Before the abandonment of Glass Steagall, the Banks were permitted to loan their own money, and act as a depository for the monies of its customers, but were not permitted to sell Securities. In theory, when you took a loan from a bank to purchase a house, the bank was providing money held by that bank. The bank had money to lend because it had customers who were depositing money in that bank. The bank held unto the mortgage and had a lien on the home that provided Security for the mortgage.
The interest that the bank collected on its loans provided Capital for the bank to continue its operations. Traditionally, this was the primary method in which banks were able to generate revenue. The banks, despite the restrictions of Glass Steagall, had certain advantages. The money they were lending was based upon fiat currency, and not attached to any real asset. The United States Currency was removed from the Gold Standard during the Nixon Administration. There hasn’t been any real Silver in coins since around 1963. Today, there isn’t even much available in terms of fiat currency. Most of the money manipulated by banks are just digits and decimals on a computer screen.
With the repeal of Glass Steagall, however, the banks were free to act as an investment broker. That is exactly what they did. Most of the loans to home purchasers leading up to the Mortgage Bubble were packaged Securities. For example, a pension fund or investor is looking for a vehicle in which to invest its or his money. The bank creates a “housing security” whereby investors can place their money, with hopes of a certain return or profit, on their investment.
The monies from all these investors are aggregating into a fund, and monies from this fund become the loans that allow the purchasers to buy houses. In theory, when the purchaser starts paying his mortgage, with added interest, the interest monies or some of the interest monies, are then delivered back to the pension fund or investor.
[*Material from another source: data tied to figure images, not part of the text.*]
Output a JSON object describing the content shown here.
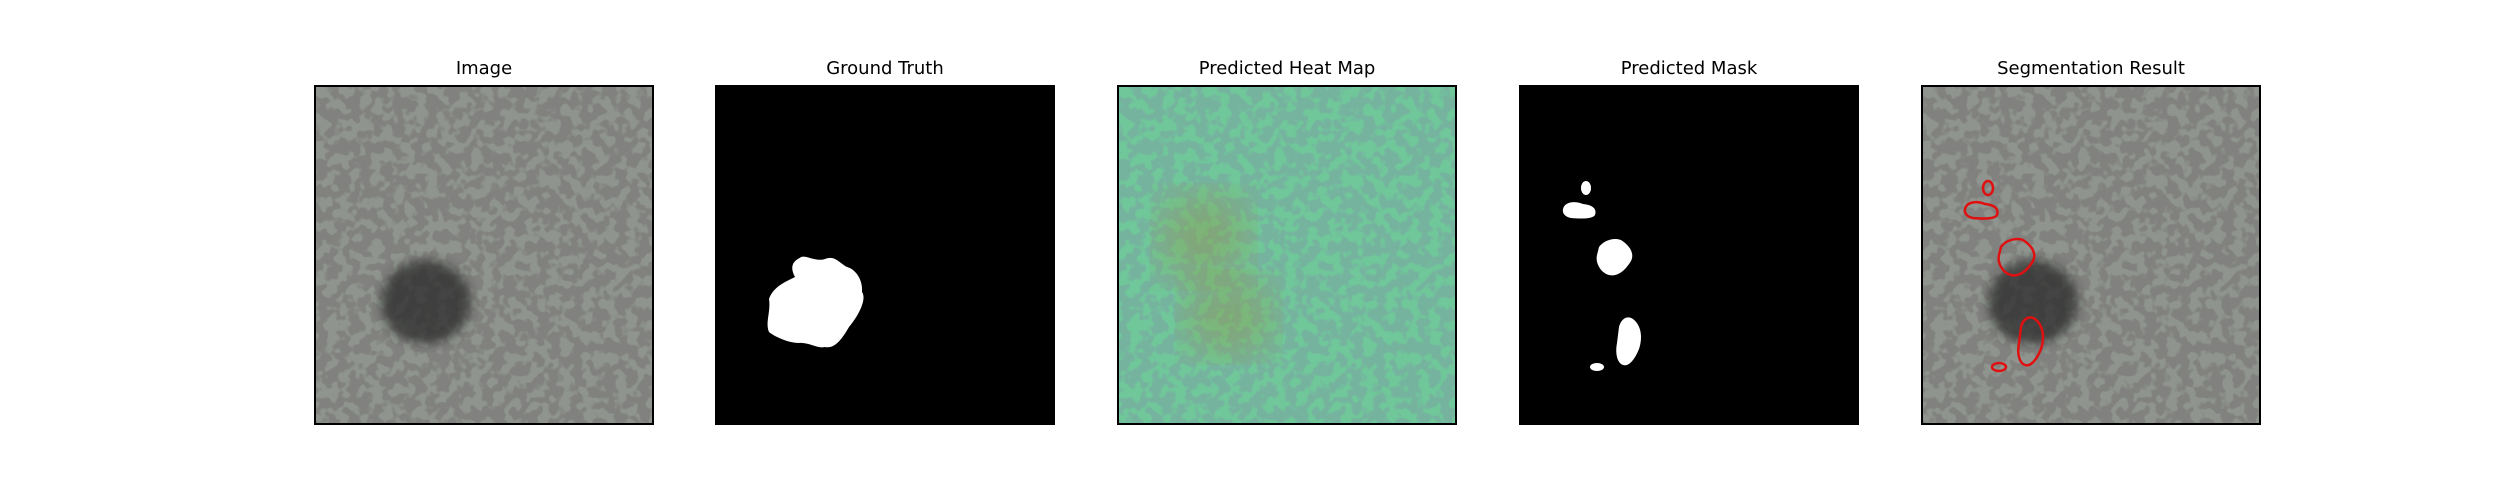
{
  "panels": [
    {
      "title": "Image"
    },
    {
      "title": "Ground Truth"
    },
    {
      "title": "Predicted Heat Map"
    },
    {
      "title": "Predicted Mask"
    },
    {
      "title": "Segmentation Result"
    }
  ],
  "colors": {
    "texture_base": "#8f958e",
    "texture_spot": "#3a3a38",
    "defect": "#2b2c2c",
    "mask_fg": "#ffffff",
    "mask_bg": "#000000",
    "heat_overlay": "#3fc98a",
    "heat_hot": "#9a8a2a",
    "contour": "#e01010"
  }
}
The banks were no longer lending their own money. Not even their own fiat money. It became much less important to the banks whether the mortgages were based upon sound or sober lending practices. Think of it in common sense terms. If you lend your own money to someone, with expectations of repayment, you are probably going to be somewhat careful as to whom you lend money. If that money is not yours, the ramifications of nonpayment are less severe personally.
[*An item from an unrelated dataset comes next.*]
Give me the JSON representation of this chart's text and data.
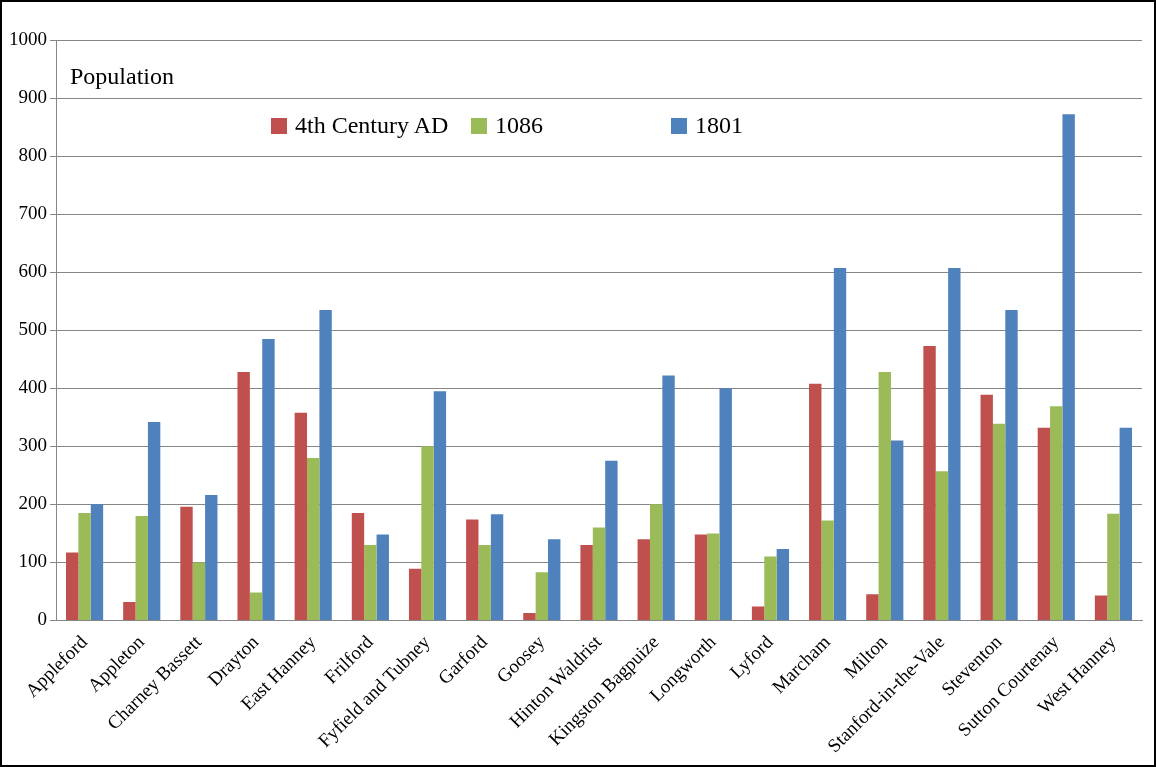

Mr. Clinton also signed the Commodities Futures Modernization Act, which exempted Credit Default Swaps from regulation. In 1995, Clinton signed the Community Reinvestment Act, which weakened credit and applicant requirements for loan approval, and placed additional pressure on banks to loan money in low income neighborhoods.
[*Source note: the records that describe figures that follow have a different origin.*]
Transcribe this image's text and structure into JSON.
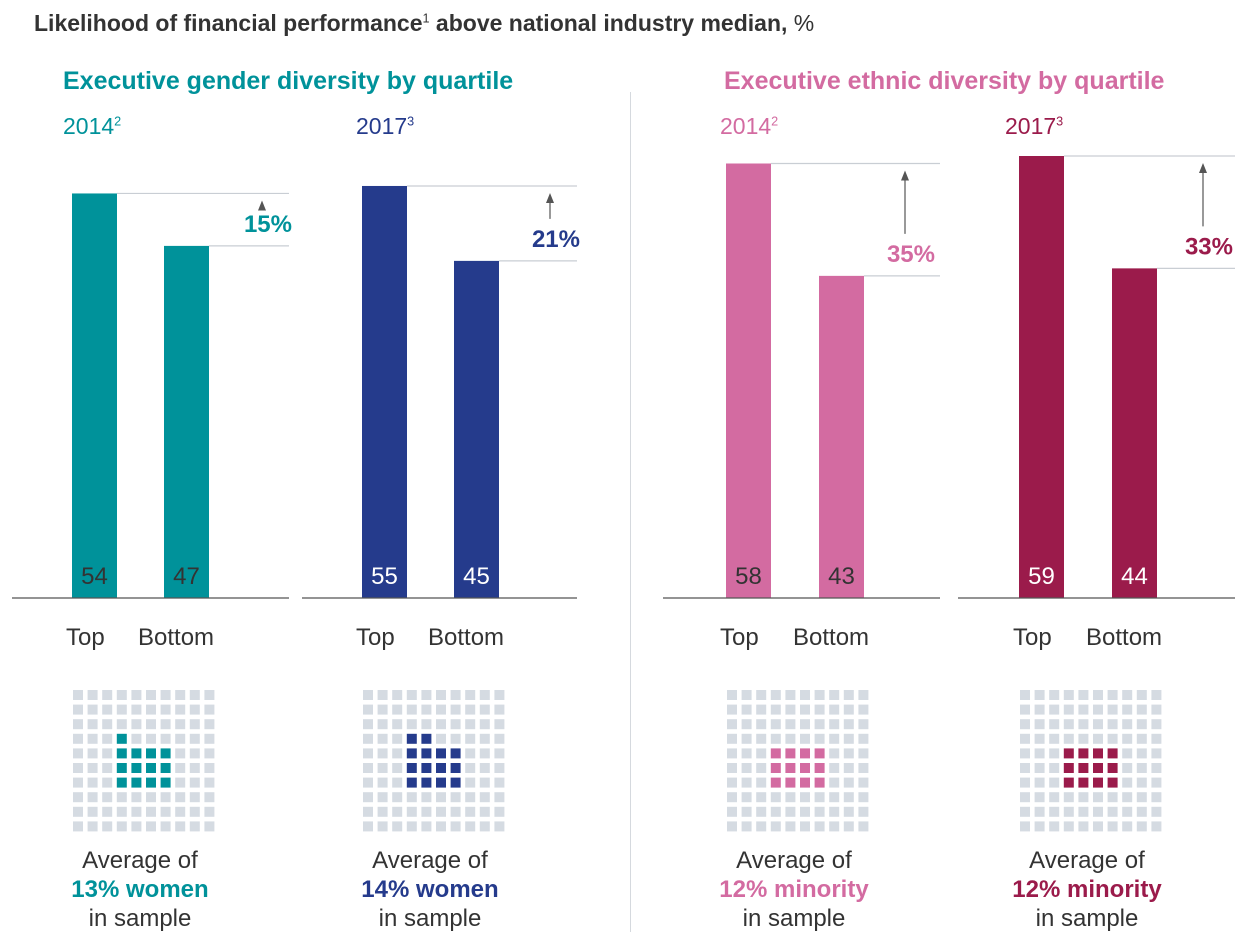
{
  "title": {
    "main": "Likelihood of financial performance",
    "footnote": "1",
    "rest": " above national industry median,",
    "unit": "%"
  },
  "sections": [
    {
      "title": "Executive gender diversity by quartile",
      "color": "#00929a"
    },
    {
      "title": "Executive ethnic diversity by quartile",
      "color": "#d36ba1"
    }
  ],
  "chart_data": [
    {
      "type": "bar",
      "section": "Executive gender diversity by quartile",
      "year": "2014",
      "footnote": "2",
      "categories": [
        "Top",
        "Bottom"
      ],
      "values": [
        54,
        47
      ],
      "value_labels": [
        "54",
        "47"
      ],
      "difference_label": "15%",
      "bar_color": "#00929a",
      "value_text_color": "#333333",
      "title_color": "#00929a",
      "highlight_color": "#00929a",
      "sample": {
        "pre": "Average of",
        "highlight": "13% women",
        "post": "in sample",
        "squares": 13,
        "total_squares": 100
      }
    },
    {
      "type": "bar",
      "section": "Executive gender diversity by quartile",
      "year": "2017",
      "footnote": "3",
      "categories": [
        "Top",
        "Bottom"
      ],
      "values": [
        55,
        45
      ],
      "value_labels": [
        "55",
        "45"
      ],
      "difference_label": "21%",
      "bar_color": "#253b8c",
      "value_text_color": "#ffffff",
      "title_color": "#253b8c",
      "highlight_color": "#253b8c",
      "sample": {
        "pre": "Average of",
        "highlight": "14% women",
        "post": "in sample",
        "squares": 14,
        "total_squares": 100
      }
    },
    {
      "type": "bar",
      "section": "Executive ethnic diversity by quartile",
      "year": "2014",
      "footnote": "2",
      "categories": [
        "Top",
        "Bottom"
      ],
      "values": [
        58,
        43
      ],
      "value_labels": [
        "58",
        "43"
      ],
      "difference_label": "35%",
      "bar_color": "#d36ba1",
      "value_text_color": "#333333",
      "title_color": "#d36ba1",
      "highlight_color": "#d36ba1",
      "sample": {
        "pre": "Average of",
        "highlight": "12% minority",
        "post": "in sample",
        "squares": 12,
        "total_squares": 100
      }
    },
    {
      "type": "bar",
      "section": "Executive ethnic diversity by quartile",
      "year": "2017",
      "footnote": "3",
      "categories": [
        "Top",
        "Bottom"
      ],
      "values": [
        59,
        44
      ],
      "value_labels": [
        "59",
        "44"
      ],
      "difference_label": "33%",
      "bar_color": "#9b1b4b",
      "value_text_color": "#ffffff",
      "title_color": "#9b1b4b",
      "highlight_color": "#9b1b4b",
      "sample": {
        "pre": "Average of",
        "highlight": "12% minority",
        "post": "in sample",
        "squares": 12,
        "total_squares": 100
      }
    }
  ],
  "colors": {
    "text": "#333333",
    "axis": "#555555",
    "guide": "#c9ced4",
    "grid_square": "#d5dbe2",
    "arrow": "#555555"
  }
}
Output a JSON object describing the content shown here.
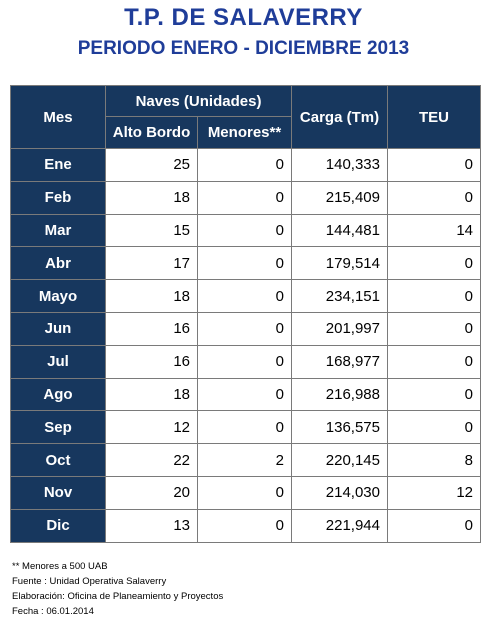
{
  "title": "T.P. DE SALAVERRY",
  "subtitle": "PERIODO ENERO - DICIEMBRE 2013",
  "headers": {
    "mes": "Mes",
    "naves": "Naves (Unidades)",
    "alto_bordo": "Alto Bordo",
    "menores": "Menores**",
    "carga": "Carga (Tm)",
    "teu": "TEU"
  },
  "rows": [
    {
      "mes": "Ene",
      "alto_bordo": "25",
      "menores": "0",
      "carga": "140,333",
      "teu": "0"
    },
    {
      "mes": "Feb",
      "alto_bordo": "18",
      "menores": "0",
      "carga": "215,409",
      "teu": "0"
    },
    {
      "mes": "Mar",
      "alto_bordo": "15",
      "menores": "0",
      "carga": "144,481",
      "teu": "14"
    },
    {
      "mes": "Abr",
      "alto_bordo": "17",
      "menores": "0",
      "carga": "179,514",
      "teu": "0"
    },
    {
      "mes": "Mayo",
      "alto_bordo": "18",
      "menores": "0",
      "carga": "234,151",
      "teu": "0"
    },
    {
      "mes": "Jun",
      "alto_bordo": "16",
      "menores": "0",
      "carga": "201,997",
      "teu": "0"
    },
    {
      "mes": "Jul",
      "alto_bordo": "16",
      "menores": "0",
      "carga": "168,977",
      "teu": "0"
    },
    {
      "mes": "Ago",
      "alto_bordo": "18",
      "menores": "0",
      "carga": "216,988",
      "teu": "0"
    },
    {
      "mes": "Sep",
      "alto_bordo": "12",
      "menores": "0",
      "carga": "136,575",
      "teu": "0"
    },
    {
      "mes": "Oct",
      "alto_bordo": "22",
      "menores": "2",
      "carga": "220,145",
      "teu": "8"
    },
    {
      "mes": "Nov",
      "alto_bordo": "20",
      "menores": "0",
      "carga": "214,030",
      "teu": "12"
    },
    {
      "mes": "Dic",
      "alto_bordo": "13",
      "menores": "0",
      "carga": "221,944",
      "teu": "0"
    }
  ],
  "notes": {
    "menores": "** Menores a 500 UAB",
    "fuente": "Fuente : Unidad Operativa Salaverry",
    "elaboracion": "Elaboración: Oficina de Planeamiento y Proyectos",
    "fecha": "Fecha : 06.01.2014"
  },
  "colors": {
    "title": "#1f3d99",
    "header_bg": "#17375e",
    "header_text": "#ffffff",
    "border": "#7a7a7a"
  }
}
Mr Clinton was not the only creator of the eventual housing collapse in late 2005. The banks were not either. Both played major roles. Other players include the Bush Administration, Ian Greenspan, the Underwriters, the Servicing Companies, and the Consumers themselves. The Obama Administration was not until 2008, so it cannot be blamed for the housing collapse. However, most of its measures either were of no or little benefit in ameliorating the problems presented by the collapse of the housing market.